TIFF 2023 | Nowhere Near (Miko Revereza, Philippines/US) — Wavelengths
By Michael Sicinski
The third feature film by Filipino experimentalist Miko Revereza may be his most conventional work to date. But as one settles into Nowhere Near it becomes evident that this is by design. Where many of his previous films have addressed the almost hour-by-hour challenges faced by undocumented immigrants, here Revereza casts a somewhat wider net. This film is a personal and philosophical essay (complete with onscreen footnotes) that considers displacement as a global condition, although one that impacts marginalized subjects more than it does others. Beginning with intimate footage of Revereza’s family, Nowhere Near starts out in the US, where his mother is struggling to find employment because she does not have the required documentation. (We learn that the filmmaker’s family was on track for legal immigration until their case was sidelined by post-9/11 xenophobia.) While killing time in the Mall of America in Minneapolis, Revereza remarks not only upon the bureaucratic nature of dislocation, but its material inscription in the late-capitalist landscape. No one is allowed to be anywhere, unless their presence is somehow generating profit.

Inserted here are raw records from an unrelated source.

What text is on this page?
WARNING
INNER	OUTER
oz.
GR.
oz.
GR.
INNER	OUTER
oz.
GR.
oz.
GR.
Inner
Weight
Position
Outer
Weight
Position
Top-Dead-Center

In the second half of the film, Revereza follows his grandmother as she returns to the Philippines. Since she has been away, the property that was once in her family has been expropriated. A major thoroughfare runs through what’s left of her childhood home; all she finds are the broken remnants of the foundation. At this point, Nowhere Near expands on our usual narratives of immigration and displacement, since the Philippines no longer looks like the homeland Revereza’s lola has maintained in her memories. Revereza addresses the Japanese occupation, American colonialism, and the physical destruction of the monsoon season, arguing that the Philippines represents a unique space of loss and misremembering, a palimpsestic archipelago.
Structurally, Nowhere Near enacts Revereza’s ideas about change, dislocation, and temporary solidity. The film doesn’t proceed by argument so much as it unfurls a series of fragmented observations which orbit one another and eventually form an impressionistic whole. In one brief scene, we see a laptop screen with an essay (presumably by the filmmaker) addressing Freudian melancholia as it relates to Filipino history. As that history is always under erasure, the nation finds itself mourning for a lost totality that is inaccessible, and that may never have existed. Revereza extends this thinking to his own practice, as he remarks on moments when his cinematography is too shaky or underlit, because he was preoccupied with the events taking place, not on how they would be recorded. Nowhere Near suggests that the past is indeed another country, and that it confers its citizenship onto no one.